One can also find lubrication with the regular assortment of spirits (pick up a bottle for ~$10 per litre) or regular beer – the locally produced version being Sibebe, or imports such as Amstel and Windhoek (which was promoted to me at an event as “good for pregnant women because it boosts milk production”. Sigh again). There are also plenty of South African wines to choose from, as long as you’re happy to drink it warm or with ice.
If foetal alcohol syndrome and horrible hangovers aren’t your thing, your other beverage options include rooibos tea with milk and four sugars, ricoffy (instant coffee + chicory) with milk and four sugars, mahewu (a chunky, sour, milk-like drink made from fermented maize), emasi (a chunky, sour drink made from fermented milk), or “juice”, which is actually more like fluorescent cordial.

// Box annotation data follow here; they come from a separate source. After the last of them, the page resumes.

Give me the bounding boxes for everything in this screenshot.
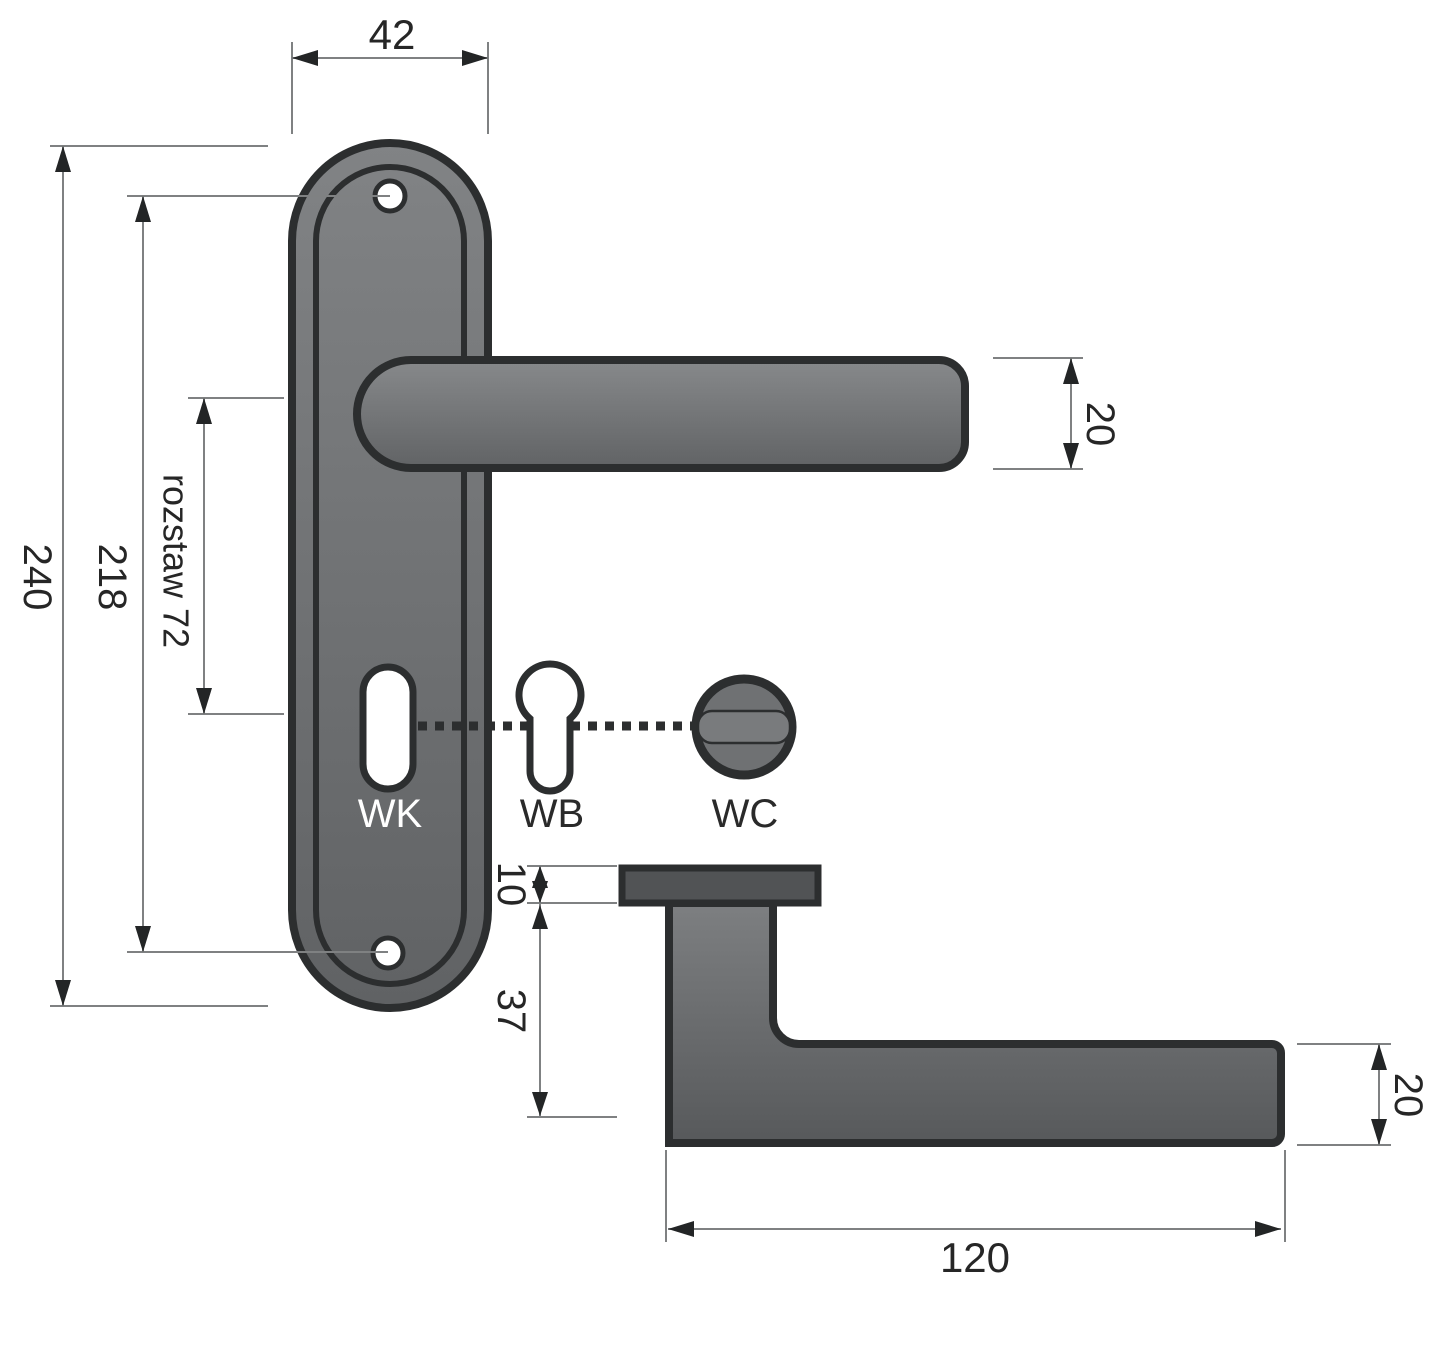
dim-lever-thickness-side: 20 (1297, 1044, 1430, 1145)
dim-neck-height-label: 37 (489, 989, 533, 1034)
dim-hole-spacing-label: 218 (90, 544, 134, 611)
rosette-side (622, 868, 818, 903)
dim-lever-thickness-front: 20 (993, 358, 1122, 469)
side-view (622, 868, 1281, 1143)
technical-drawing-page: WK WB WC 42 240 218 (0, 0, 1445, 1345)
label-wb: WB (520, 792, 584, 836)
dim-overall-height: 240 (15, 146, 268, 1006)
euro-cylinder-wb (519, 664, 581, 791)
dim-lever-length-label: 120 (940, 1234, 1010, 1281)
backplate (292, 143, 488, 1008)
dim-rosette-thickness-label: 10 (489, 862, 533, 907)
dim-rosette-thickness: 10 (489, 862, 617, 907)
dim-key-spacing-label: rozstaw 72 (156, 474, 197, 648)
lever-handle-side (669, 903, 1281, 1143)
dim-plate-width: 42 (292, 11, 488, 134)
dim-lever-thickness-front-label: 20 (1078, 402, 1122, 447)
dim-neck-height: 37 (489, 903, 617, 1117)
dim-lever-length: 120 (666, 1150, 1285, 1281)
label-wc: WC (712, 792, 779, 836)
dim-overall-height-label: 240 (15, 544, 59, 611)
label-wk: WK (358, 792, 423, 836)
thumbturn-slot (698, 711, 790, 743)
dim-lever-thickness-side-label: 20 (1386, 1073, 1430, 1118)
drawing-canvas: WK WB WC 42 240 218 (0, 0, 1445, 1345)
keyhole-wk (363, 667, 413, 789)
lever-handle-front (357, 360, 965, 468)
dim-plate-width-label: 42 (369, 11, 416, 58)
dim-key-spacing: rozstaw 72 (156, 398, 285, 714)
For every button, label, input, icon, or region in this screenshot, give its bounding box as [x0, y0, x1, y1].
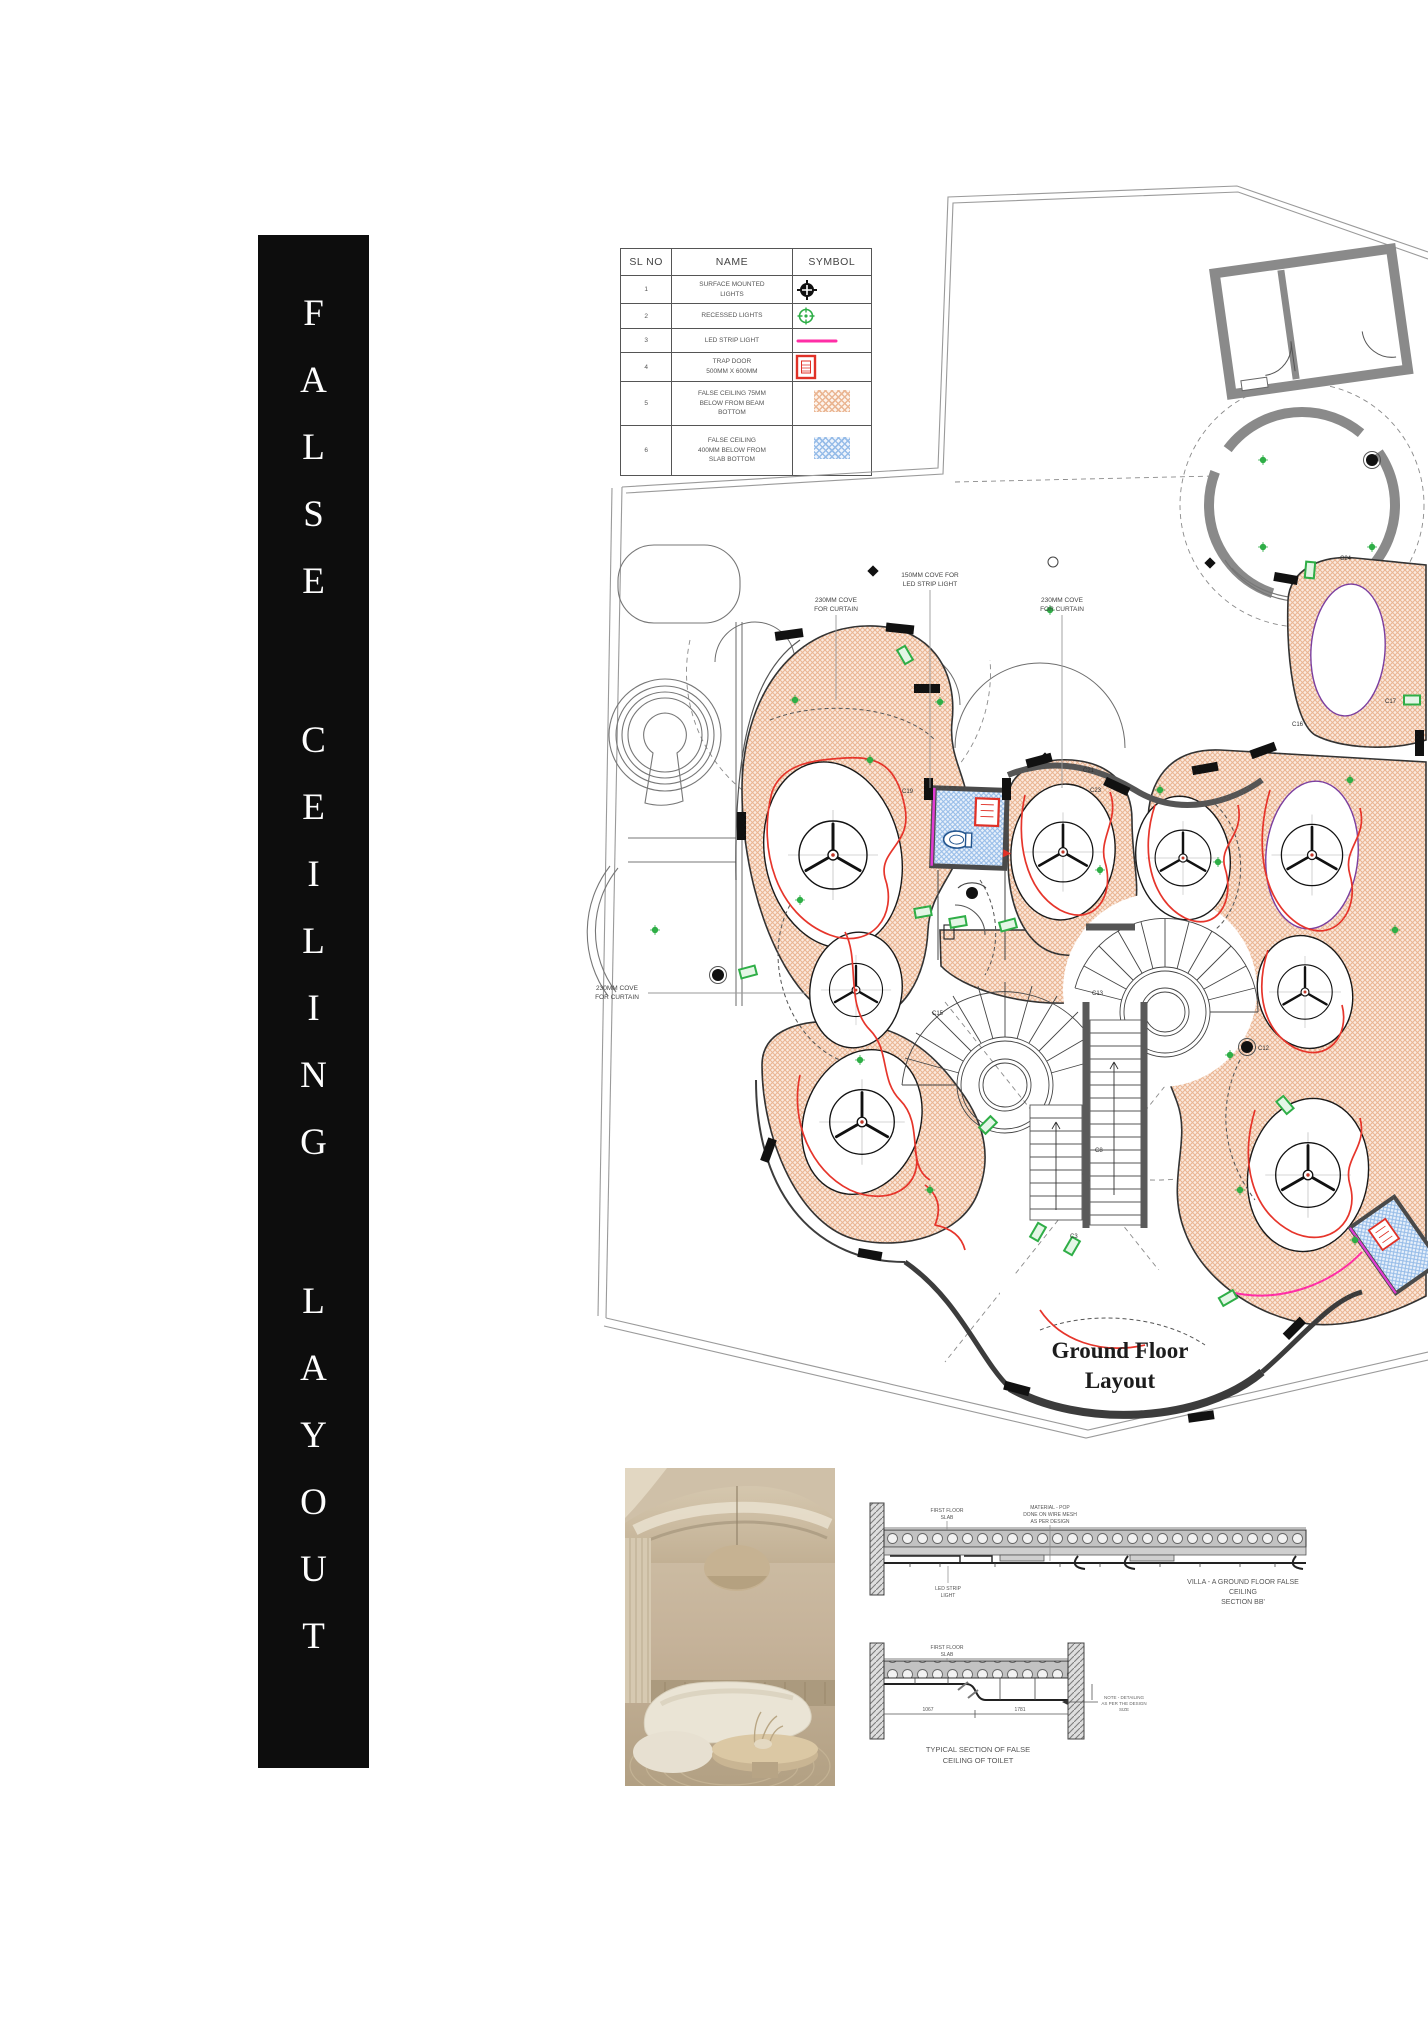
svg-text:230MM COVE: 230MM COVE [1041, 597, 1084, 604]
svg-text:C17: C17 [1385, 699, 1397, 705]
svg-text:C13: C13 [1092, 991, 1104, 997]
section-bb: FIRST FLOOR SLAB MATERIAL - POP DONE ON … [870, 1503, 1306, 1606]
svg-text:LED STRIP: LED STRIP [935, 1586, 962, 1592]
svg-text:VILLA - A GROUND FLOOR FALSE: VILLA - A GROUND FLOOR FALSE [1187, 1579, 1299, 1586]
banner-word-false: FALSE [295, 293, 332, 628]
svg-text:FIRST FLOOR: FIRST FLOOR [931, 1508, 964, 1514]
svg-text:MATERIAL - POP: MATERIAL - POP [1030, 1505, 1070, 1511]
svg-text:CEILING: CEILING [1229, 1589, 1257, 1596]
svg-text:C3: C3 [1070, 1234, 1078, 1240]
interior-reference-photo [625, 1468, 835, 1786]
svg-text:150MM COVE FOR: 150MM COVE FOR [901, 572, 959, 579]
svg-text:CEILING OF TOILET: CEILING OF TOILET [943, 1756, 1014, 1765]
svg-text:SLAB: SLAB [941, 1515, 954, 1521]
title-banner: FALSE CEILING LAYOUT [258, 235, 369, 1768]
svg-text:LIGHT: LIGHT [941, 1593, 956, 1599]
svg-text:C16: C16 [1292, 722, 1304, 728]
svg-text:C24: C24 [1340, 556, 1352, 562]
section-details-drawing: FIRST FLOOR SLAB MATERIAL - POP DONE ON … [860, 1490, 1330, 1790]
svg-text:FIRST FLOOR: FIRST FLOOR [931, 1645, 964, 1651]
svg-text:C8: C8 [1095, 1148, 1103, 1154]
plan-title-line2: Layout [1020, 1366, 1220, 1396]
svg-text:SIZE: SIZE [1119, 1707, 1129, 1712]
entry-porch [587, 545, 742, 1006]
section-toilet: FIRST FLOOR SLAB 1067 1781 NOTE - DETAIL… [870, 1643, 1147, 1765]
svg-text:230MM COVE: 230MM COVE [596, 985, 639, 992]
plan-title-line1: Ground Floor [1020, 1336, 1220, 1366]
presentation-board: FALSE CEILING LAYOUT SL NO NAME SYMBOL 1… [0, 0, 1428, 2018]
svg-text:1781: 1781 [1014, 1707, 1025, 1713]
svg-text:LED STRIP LIGHT: LED STRIP LIGHT [903, 581, 957, 588]
svg-text:SLAB: SLAB [941, 1652, 954, 1658]
svg-text:AS PER DESIGN: AS PER DESIGN [1031, 1519, 1070, 1525]
svg-text:C12: C12 [1258, 1046, 1270, 1052]
svg-text:C15: C15 [932, 1011, 944, 1017]
svg-text:C21: C21 [1083, 768, 1095, 774]
top-right-room [1215, 249, 1408, 395]
svg-text:AS PER THE DESIGN: AS PER THE DESIGN [1101, 1701, 1146, 1706]
floor-plan-drawing: 150MM COVE FOR LED STRIP LIGHT 230MM COV… [480, 180, 1428, 1460]
svg-text:FOR CURTAIN: FOR CURTAIN [1040, 606, 1084, 613]
svg-text:FOR CURTAIN: FOR CURTAIN [814, 606, 858, 613]
toilet-room [932, 788, 1014, 869]
svg-text:1067: 1067 [922, 1707, 933, 1713]
banner-word-ceiling: CEILING [295, 720, 332, 1189]
straight-stair [1030, 1002, 1144, 1228]
svg-text:SECTION BB': SECTION BB' [1221, 1599, 1265, 1606]
photo-illustration [625, 1468, 835, 1786]
svg-text:NOTE - DETAILING: NOTE - DETAILING [1104, 1695, 1144, 1700]
plan-title: Ground Floor Layout [1020, 1336, 1220, 1396]
svg-text:DONE ON WIRE MESH: DONE ON WIRE MESH [1023, 1512, 1077, 1518]
svg-text:C19: C19 [902, 789, 914, 795]
banner-word-layout: LAYOUT [295, 1281, 332, 1683]
svg-text:TYPICAL SECTION OF FALSE: TYPICAL SECTION OF FALSE [926, 1745, 1030, 1754]
svg-text:C23: C23 [1090, 788, 1102, 794]
svg-text:230MM COVE: 230MM COVE [815, 597, 858, 604]
svg-text:FOR CURTAIN: FOR CURTAIN [595, 994, 639, 1001]
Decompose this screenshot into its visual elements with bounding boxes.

I will hazard a guess and say that none of this is tempting you. Nor should it. For all the good soil, tropical rains and temperate climate that Swaziland experiences, its food security situation is depressing. 60% of all food is imported, and 40% rely on food aid. This is despite the fact that agriculture is Swaziland’s number one export. To be more specific, sugar drink concentrate for Coca-Cola is Swaziland’s number one export. It is estimated that between 22% and 40% of Swaziland’s GDP is thanks to Coca-Colonisation. Is it any wonder that some estimates put the prevalence of diabetes higher than HIV, which currently stands at 26%. Can you taste the happiness?